Ein Mann rennt durch Wälder und Industriebaracken. Das schräge Licht verrät: Es ist entweder Abend oder – eher noch – sehr früher Morgen. Schließlich entkleidet sich der Zauselbart-Jogger komplett und springt von einer zehn Meter hohen Mauer in ein gestautes Wasserbecken. Man kann es sich denken: Der verlorene Sinnsucher dieser ersten Szenen aus "Tatort: Du bleibst hier" ist der nach dem Tode seiner Kollegin und großen Liebe Martina Bönisch (Anna Schudt) übrig gebliebene Peter Faber (Jörg Hartmann). Der ist immer noch beurlaubt und macht verrückte Peter-Faber-Dinge. Derweil bekommen es seine verbliebenen Kollegen, Rosa Herzog (Stefanie Reinsperger) und Jan Pawlak (Rick Okon), mit einem blutigen Fall ohne Leiche zu tun. Im Dortmunder Westpark stehen die beiden vor einer großen Blutlache, doch der Körper dazu fehlt.
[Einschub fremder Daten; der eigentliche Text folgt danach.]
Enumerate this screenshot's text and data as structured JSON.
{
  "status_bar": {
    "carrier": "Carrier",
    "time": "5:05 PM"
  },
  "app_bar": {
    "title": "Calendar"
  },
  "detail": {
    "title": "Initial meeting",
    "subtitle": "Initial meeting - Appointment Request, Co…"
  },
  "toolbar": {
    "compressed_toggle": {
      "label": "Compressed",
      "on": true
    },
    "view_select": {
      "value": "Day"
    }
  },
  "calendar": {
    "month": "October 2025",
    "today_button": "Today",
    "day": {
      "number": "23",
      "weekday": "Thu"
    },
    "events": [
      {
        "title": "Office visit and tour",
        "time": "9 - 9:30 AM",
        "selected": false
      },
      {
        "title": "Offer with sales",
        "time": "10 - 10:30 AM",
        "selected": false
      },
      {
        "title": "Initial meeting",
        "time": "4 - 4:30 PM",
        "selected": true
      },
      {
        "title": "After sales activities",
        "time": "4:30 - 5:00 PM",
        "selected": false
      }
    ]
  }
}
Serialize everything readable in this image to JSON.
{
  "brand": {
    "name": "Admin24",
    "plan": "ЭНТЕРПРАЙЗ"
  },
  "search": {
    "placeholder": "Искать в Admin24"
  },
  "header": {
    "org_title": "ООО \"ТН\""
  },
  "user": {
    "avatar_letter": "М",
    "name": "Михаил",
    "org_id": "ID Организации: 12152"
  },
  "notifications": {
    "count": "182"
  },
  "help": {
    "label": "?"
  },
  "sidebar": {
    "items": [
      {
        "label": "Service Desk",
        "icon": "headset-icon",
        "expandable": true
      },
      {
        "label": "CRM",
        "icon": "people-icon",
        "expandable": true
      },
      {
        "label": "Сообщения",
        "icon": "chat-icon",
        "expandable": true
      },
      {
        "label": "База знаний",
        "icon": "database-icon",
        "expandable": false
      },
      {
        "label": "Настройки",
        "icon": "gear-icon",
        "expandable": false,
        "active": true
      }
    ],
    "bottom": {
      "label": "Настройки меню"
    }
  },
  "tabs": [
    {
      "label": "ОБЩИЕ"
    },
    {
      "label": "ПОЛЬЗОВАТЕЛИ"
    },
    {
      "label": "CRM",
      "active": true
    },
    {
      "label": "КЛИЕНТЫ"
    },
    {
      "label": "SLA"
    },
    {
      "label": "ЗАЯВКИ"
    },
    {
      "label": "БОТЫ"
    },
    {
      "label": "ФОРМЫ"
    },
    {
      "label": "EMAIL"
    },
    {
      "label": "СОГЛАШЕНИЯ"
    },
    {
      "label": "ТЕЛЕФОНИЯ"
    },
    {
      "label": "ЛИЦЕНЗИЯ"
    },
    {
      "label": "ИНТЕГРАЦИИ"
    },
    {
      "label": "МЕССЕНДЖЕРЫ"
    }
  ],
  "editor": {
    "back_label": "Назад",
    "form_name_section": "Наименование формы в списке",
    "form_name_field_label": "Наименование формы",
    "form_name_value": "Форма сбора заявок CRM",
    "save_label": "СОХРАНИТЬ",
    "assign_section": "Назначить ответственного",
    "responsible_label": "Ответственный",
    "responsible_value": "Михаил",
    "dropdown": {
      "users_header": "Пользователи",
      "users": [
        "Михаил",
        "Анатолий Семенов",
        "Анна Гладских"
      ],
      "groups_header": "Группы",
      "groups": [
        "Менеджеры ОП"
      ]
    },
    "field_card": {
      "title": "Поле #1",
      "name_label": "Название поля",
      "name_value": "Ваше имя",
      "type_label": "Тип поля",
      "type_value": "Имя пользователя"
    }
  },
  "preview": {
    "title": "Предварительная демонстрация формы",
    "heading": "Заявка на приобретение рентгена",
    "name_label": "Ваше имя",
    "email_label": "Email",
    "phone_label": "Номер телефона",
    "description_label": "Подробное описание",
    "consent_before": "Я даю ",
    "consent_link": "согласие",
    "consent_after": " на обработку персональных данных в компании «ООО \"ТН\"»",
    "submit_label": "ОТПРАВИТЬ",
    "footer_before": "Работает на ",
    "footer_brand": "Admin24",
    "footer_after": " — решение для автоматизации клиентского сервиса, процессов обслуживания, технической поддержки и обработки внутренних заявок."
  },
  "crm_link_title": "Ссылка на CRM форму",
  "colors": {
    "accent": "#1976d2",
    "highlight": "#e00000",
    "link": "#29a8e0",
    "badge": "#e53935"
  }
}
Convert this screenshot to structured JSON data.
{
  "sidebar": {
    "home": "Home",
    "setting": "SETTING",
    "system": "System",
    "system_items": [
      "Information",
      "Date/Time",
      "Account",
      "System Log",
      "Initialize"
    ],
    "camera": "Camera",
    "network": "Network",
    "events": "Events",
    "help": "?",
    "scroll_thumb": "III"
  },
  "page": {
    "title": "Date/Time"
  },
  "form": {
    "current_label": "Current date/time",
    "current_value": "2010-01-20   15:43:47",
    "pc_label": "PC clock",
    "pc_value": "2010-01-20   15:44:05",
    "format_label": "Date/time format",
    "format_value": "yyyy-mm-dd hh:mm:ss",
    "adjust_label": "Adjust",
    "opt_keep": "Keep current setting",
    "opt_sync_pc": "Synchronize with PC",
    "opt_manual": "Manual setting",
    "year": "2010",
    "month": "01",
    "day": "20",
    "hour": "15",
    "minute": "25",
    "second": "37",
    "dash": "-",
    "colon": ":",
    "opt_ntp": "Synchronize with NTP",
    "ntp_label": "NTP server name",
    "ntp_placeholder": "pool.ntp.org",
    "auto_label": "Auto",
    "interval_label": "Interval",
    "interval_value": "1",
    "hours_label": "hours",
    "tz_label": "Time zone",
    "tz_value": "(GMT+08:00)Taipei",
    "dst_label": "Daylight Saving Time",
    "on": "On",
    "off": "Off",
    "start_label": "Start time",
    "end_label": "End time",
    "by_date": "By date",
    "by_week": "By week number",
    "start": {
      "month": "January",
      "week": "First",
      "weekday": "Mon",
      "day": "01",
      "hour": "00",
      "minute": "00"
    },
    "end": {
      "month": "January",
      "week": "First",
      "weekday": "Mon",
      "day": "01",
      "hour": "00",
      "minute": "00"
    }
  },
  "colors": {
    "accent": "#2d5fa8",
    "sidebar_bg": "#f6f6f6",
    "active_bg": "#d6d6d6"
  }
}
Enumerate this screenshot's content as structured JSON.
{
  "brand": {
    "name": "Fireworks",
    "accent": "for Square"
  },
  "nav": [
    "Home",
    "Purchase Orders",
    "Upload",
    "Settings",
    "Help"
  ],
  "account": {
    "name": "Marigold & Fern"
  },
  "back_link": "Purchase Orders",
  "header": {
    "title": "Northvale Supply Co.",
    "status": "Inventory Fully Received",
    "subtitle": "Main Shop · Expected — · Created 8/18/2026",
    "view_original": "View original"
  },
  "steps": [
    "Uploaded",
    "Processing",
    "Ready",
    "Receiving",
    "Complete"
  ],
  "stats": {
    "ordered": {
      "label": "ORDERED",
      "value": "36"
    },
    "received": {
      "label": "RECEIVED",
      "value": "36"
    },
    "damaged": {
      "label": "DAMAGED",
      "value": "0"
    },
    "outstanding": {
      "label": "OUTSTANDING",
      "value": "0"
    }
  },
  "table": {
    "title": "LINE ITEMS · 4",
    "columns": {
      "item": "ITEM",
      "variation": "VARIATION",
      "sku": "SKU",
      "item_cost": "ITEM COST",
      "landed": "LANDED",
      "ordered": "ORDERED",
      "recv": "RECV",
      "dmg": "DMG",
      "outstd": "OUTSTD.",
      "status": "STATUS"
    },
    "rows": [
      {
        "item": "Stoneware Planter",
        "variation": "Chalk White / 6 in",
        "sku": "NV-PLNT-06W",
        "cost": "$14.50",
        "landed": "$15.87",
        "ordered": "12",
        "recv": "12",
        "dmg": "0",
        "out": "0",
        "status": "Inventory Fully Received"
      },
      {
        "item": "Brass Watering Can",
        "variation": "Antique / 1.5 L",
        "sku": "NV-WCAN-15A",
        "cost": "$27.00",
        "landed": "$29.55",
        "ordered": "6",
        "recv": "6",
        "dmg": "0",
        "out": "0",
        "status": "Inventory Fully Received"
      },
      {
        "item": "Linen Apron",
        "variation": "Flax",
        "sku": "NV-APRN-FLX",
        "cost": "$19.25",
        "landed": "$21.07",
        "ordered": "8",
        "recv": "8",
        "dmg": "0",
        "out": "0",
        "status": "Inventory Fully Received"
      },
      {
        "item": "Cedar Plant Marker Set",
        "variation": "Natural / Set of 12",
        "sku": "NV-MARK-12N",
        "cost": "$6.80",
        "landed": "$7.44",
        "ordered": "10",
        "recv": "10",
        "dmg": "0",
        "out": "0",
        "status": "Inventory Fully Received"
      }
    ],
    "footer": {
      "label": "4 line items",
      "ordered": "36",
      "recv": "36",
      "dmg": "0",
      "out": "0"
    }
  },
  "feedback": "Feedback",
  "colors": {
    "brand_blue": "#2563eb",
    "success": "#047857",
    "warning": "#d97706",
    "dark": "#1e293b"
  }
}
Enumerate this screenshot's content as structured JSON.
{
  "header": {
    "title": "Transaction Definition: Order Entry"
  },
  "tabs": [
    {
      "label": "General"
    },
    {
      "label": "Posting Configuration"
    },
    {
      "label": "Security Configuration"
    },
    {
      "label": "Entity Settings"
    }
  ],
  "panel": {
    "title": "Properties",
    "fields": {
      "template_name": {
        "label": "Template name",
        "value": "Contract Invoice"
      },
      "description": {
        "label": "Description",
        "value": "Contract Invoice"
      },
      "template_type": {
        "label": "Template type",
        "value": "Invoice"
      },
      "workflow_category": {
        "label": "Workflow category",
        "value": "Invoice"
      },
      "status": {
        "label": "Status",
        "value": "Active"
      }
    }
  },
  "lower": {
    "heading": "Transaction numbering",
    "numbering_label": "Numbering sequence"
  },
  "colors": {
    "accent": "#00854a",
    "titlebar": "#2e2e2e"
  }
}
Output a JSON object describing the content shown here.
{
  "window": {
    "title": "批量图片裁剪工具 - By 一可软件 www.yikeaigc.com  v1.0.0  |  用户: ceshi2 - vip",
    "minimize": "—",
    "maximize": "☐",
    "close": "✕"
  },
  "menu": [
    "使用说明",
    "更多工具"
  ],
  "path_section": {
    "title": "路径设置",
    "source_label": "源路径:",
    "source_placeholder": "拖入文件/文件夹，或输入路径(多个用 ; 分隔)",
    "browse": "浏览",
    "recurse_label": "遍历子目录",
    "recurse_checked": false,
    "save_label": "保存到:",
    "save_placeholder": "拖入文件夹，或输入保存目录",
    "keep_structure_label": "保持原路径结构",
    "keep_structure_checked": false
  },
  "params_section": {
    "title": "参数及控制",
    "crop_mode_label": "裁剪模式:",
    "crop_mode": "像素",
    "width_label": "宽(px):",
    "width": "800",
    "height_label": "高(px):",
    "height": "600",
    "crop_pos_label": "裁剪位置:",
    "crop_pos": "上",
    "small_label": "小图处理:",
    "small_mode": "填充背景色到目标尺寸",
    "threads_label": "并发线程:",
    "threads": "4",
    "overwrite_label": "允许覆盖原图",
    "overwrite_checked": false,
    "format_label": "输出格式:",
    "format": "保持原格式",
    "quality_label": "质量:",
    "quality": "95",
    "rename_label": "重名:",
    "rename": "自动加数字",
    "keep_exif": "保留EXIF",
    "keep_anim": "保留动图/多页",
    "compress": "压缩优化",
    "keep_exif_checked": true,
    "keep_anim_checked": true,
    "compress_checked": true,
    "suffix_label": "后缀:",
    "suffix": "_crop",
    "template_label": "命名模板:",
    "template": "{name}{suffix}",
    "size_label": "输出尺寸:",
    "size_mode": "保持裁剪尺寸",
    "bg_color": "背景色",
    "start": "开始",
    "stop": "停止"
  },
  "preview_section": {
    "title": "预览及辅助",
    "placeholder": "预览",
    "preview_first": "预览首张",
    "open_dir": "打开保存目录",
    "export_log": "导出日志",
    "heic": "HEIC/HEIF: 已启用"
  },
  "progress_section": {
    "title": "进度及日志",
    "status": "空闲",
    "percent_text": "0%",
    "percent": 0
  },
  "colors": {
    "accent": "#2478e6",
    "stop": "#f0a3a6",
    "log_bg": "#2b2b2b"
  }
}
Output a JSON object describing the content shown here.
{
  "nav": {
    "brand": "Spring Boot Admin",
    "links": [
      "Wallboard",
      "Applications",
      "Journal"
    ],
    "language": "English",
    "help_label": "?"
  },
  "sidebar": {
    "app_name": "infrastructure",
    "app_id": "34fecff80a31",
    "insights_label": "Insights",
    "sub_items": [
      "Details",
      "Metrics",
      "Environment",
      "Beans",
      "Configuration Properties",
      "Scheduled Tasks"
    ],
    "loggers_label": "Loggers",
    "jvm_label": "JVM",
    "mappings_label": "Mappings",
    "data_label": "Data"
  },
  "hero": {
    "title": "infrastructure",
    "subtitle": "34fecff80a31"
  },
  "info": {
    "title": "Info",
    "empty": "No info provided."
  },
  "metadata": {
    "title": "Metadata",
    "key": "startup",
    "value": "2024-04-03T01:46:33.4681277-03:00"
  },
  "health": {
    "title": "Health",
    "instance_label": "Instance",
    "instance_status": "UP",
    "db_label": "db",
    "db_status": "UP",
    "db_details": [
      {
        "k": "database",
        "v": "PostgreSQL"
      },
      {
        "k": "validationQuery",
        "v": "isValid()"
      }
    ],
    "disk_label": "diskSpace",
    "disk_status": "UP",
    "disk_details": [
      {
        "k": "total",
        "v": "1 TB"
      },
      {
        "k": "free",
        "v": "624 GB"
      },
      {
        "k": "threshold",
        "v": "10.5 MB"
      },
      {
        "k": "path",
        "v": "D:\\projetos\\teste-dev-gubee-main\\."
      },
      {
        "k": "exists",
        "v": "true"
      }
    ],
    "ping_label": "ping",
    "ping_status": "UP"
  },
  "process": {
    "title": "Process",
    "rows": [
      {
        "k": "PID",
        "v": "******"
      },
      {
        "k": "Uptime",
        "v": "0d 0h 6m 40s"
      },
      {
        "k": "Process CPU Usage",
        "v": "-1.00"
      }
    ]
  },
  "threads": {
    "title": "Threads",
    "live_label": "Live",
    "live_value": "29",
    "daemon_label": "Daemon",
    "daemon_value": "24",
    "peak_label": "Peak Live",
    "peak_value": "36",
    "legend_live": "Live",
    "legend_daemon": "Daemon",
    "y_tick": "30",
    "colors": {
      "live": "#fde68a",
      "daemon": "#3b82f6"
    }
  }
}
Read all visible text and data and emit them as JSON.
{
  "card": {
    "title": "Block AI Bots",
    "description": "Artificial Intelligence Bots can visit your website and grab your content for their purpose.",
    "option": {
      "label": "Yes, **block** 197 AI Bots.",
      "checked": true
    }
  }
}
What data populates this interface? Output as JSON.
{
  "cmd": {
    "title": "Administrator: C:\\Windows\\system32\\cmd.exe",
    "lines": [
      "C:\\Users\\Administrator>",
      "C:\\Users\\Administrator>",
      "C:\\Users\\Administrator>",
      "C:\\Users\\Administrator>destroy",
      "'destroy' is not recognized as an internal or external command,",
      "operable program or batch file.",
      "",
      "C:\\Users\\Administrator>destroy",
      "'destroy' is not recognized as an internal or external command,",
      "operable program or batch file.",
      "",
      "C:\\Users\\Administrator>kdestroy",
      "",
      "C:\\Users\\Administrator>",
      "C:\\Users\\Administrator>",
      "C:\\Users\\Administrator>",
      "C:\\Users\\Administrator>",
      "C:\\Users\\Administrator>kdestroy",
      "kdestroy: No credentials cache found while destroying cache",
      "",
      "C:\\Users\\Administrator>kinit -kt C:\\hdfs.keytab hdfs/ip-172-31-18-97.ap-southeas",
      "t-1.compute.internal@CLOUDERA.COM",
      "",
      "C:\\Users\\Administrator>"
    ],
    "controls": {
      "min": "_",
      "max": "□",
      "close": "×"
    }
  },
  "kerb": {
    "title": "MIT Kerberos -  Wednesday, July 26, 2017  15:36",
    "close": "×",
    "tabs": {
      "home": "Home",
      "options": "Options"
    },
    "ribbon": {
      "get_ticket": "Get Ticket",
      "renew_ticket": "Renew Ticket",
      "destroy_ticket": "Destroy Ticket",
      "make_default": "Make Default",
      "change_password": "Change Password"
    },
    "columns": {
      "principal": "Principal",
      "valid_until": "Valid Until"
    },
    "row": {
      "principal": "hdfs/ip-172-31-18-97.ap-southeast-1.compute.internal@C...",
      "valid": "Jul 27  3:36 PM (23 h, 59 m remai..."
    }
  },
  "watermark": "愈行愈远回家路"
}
Allerdings wird Andreas Richter vermisst, Chef einer Dortmunder Immobilienfirma, die sich durch aggressiven Ankauf und Luxussanierung alter Wohnungen in den letzten Jahren viele Feinde gemacht hat. Noch nicht mal seine Frau Natalia (Valery Tscheplanowa) mochte den Verschwundenen – sie wollte sich gerade scheiden lassen. Zudem hat sie viel zu tun mit der Pflege ihres behinderten Sohnes. Noch ein weiterer Mann aus dem Dortmunder Kreuzviertel wird vermisst. Es handelt sich offenbar um einen jungen Drogendealer, der ebenfalls um den Westpark herum "geschäftlich" aktiv war.

Gibt es einen Ruhrpott-Robin Hood, der im Viertel Bösewichte "ausschaltet"? Während Herzog und Pawlak offiziell ermitteln, wird der beurlaubte Peter Faber eher zufällig in den Fall hineingezogen. Einer der Mieter von Richters Immobilien ist sein Vater Josef Faber (Wolfgang Rüter), mit dem der Kommissar offenbar seit Jahrzehnten keinen Kontakt mehr hatte.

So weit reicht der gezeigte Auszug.